I now understand, thanks to the per curiam in D.B. Griffin Warehouse v. Sanders, that the requirements may not always be jurisdictional, or that if they are jurisdictional they may be waived by the clerk’s office according to a “longstanding practice” previously unreported in our decisions and unwritten in the rules that are supposed to apply to all litigants and their attorneys. Given this new reality, and the fact that the notice of appeal and record are so flagrantly late, I join in the decision to deny the motion by this workers’ compensation claimant for rule on the clerk, but do so with serious discomfort. For if it is true that what is sauce for the goose is sauce for the gander; if it is true that a miss of an inch is as good as a mile; if the law is supposed to mean the same for each person and all persons so that neither the rich nor beggars are permitted to sleep under bridges; then pro se litigants should be entitled to the same opportunity for grace from the clerk’s office (and through it, the appellate courts of Arkansas) that the D.B. Griffin Warehouse per curiam indicates has been enjoyed by other unnamed parties and their attorneys “in accordance with the longstanding practice of the clerk’s office.”

Otherwise, the law is not fair. Otherwise, we are violating one of the oldest principles of justice, namely, that no partiality be shown to any person or class of litigants.1 The fact that we cannot be perfect does not justify being unfair. Public respect for the law and the judicial process can survive ordinary imperfection; it cannot, and will not, and should not tolerate what it perceives to be favoritism, partiality, and discrimination.

Andree Layton Roaf, Judge, concurring. I would prefer to deny this motion for rule on the clerk without commenting on D.B. Grffin Warehouse, Inc. v. Sanders, 332 Ark. 510, 965 S.W.2d 784 (1998). Like the majority, I agree that the existence of a seven-day “grace period” has no relevance to a record tendered thirty-seven days out of time. I also agree that we have no “evidence” before us that this unwritten policy of the supreme court clerk has been unfairly or inconsistently administered. However, I cannot join the majority because I think they have missed the point, and so I will add my own two cents worth to this discussion.

Any rule affecting the ability of litigants to exercise their right to appeal should be known to all the world, not just the clerk of the supreme court. Certainly this court should be aware of the rule, for we are frequently called upon to decide motions for rule on the clerk where a record is untimely lodged in workers’ compensation cases.
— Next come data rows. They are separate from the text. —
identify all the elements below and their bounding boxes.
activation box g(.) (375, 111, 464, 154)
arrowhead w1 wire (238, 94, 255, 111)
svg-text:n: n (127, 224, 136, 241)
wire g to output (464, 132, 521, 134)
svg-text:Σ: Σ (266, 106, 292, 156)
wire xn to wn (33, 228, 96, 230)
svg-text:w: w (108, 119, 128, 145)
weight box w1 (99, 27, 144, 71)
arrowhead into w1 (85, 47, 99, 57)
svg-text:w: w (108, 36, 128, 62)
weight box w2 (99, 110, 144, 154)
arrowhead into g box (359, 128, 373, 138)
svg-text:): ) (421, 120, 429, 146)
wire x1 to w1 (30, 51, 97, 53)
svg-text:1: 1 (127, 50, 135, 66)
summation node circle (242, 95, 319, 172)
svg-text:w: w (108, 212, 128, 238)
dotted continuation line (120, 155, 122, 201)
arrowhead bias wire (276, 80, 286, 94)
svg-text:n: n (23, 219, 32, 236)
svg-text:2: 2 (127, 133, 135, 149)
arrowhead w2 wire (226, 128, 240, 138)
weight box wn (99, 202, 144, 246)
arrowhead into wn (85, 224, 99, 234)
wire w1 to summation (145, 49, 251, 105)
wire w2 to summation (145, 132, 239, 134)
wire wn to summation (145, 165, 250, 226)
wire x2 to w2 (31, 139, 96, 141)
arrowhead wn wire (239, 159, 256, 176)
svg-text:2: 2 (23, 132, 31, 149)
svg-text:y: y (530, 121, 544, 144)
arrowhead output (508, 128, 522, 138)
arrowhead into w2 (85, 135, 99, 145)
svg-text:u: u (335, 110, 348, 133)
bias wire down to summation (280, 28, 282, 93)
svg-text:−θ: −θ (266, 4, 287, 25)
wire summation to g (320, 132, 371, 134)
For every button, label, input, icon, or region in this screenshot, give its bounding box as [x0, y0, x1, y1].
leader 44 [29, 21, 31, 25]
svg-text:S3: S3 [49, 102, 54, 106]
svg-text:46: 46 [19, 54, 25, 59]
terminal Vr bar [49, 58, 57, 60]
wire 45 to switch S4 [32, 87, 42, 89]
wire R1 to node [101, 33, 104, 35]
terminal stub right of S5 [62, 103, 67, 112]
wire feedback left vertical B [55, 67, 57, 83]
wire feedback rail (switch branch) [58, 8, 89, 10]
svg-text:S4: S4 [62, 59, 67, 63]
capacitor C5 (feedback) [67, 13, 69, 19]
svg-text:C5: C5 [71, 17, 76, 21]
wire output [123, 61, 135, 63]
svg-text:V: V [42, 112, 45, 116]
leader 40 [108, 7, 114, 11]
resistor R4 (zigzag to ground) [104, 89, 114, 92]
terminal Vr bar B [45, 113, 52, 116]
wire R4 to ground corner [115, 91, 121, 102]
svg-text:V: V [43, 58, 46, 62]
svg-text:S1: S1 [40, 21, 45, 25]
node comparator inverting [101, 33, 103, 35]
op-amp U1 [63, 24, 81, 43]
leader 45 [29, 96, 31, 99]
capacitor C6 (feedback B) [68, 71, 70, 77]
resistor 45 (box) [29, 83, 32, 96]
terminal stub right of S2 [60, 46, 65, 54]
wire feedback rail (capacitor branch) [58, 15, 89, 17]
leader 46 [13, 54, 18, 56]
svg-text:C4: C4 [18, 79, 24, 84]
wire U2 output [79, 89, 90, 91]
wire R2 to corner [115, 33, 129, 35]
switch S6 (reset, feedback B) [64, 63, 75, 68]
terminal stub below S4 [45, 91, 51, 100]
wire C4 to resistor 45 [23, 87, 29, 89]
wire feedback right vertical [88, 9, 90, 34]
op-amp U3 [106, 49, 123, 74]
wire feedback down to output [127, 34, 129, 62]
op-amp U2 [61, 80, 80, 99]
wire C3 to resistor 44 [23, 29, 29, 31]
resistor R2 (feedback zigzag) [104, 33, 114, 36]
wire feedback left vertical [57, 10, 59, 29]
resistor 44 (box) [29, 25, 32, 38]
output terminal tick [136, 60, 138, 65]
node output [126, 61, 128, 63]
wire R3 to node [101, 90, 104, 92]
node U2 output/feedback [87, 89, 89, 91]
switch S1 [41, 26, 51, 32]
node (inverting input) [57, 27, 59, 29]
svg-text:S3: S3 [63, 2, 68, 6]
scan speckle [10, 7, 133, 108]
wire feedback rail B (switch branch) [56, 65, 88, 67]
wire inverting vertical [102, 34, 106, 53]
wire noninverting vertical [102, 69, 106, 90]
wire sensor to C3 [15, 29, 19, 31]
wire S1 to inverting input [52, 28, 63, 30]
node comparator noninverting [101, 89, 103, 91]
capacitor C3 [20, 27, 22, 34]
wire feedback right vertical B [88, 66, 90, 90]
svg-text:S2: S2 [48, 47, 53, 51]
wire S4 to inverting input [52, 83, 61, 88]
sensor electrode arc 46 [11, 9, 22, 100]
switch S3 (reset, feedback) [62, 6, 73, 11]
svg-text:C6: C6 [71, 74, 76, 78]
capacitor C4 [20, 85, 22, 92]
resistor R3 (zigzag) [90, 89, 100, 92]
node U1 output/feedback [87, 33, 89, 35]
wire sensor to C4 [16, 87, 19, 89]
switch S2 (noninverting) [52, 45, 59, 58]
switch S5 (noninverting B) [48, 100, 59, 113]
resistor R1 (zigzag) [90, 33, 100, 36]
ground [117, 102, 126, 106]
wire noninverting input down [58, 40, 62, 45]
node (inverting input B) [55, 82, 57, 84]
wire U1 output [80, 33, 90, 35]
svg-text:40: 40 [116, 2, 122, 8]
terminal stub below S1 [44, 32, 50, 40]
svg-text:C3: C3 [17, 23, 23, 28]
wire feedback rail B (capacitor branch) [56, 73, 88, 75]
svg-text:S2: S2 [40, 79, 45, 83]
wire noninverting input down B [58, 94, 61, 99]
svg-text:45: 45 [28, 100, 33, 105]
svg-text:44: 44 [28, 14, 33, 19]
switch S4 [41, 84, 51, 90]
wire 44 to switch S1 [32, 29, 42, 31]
Additionally, the Workers’ Compensation Commission often files the records of its proceedings on behalf of persons appealing from its decisions, although the responsibility for timely filing the record remains with the appellants. See Evans v. Northwest Tire Service, 21 Ark. App. 75, 728 S.W.2d 523 (1987). Surely the Commission should be aware of this rule.

Perhaps if the Commission’s office had known of the seven-day grace period in 1995, there would have been a different outcome in Novak v. J. B. Hunt Transp., 48 Ark. App. 165, 892 S.W.2d 526 (1995), in which the Commission delayed tendering a transcript for several days while waiting for the fifing fee to be received in the mail, and then tendered the transcript and fee one day late. Perhaps the Commission would have handled the matter differently, but if it had not done so, perhaps four rather than three members of this court could have been persuaded to grant Ms. Novak’s motion for rule on the clerk. Unfortunately, there are probably others like Ms. Novak whose names do not appear in the annals of Arkansas jurisprudence.

As for the grace period itself, I’m all in favor of it — for it surely allows a few more of our citizens to preserve their right to appeal. Now that all the world knows about this rule, we may well be able to save even more of them. However, in the present circumstances we cannot grant any relief to Ms. Anderson, and I would also deny her motion.

Arey and Neal, JJ., join.

See Leviticus 19:15: “You shall do no injustice in judgment; you shall not be partial to the poor nor defer to the great, but you are to judge your neighbor fairly.” (New American Standard Version).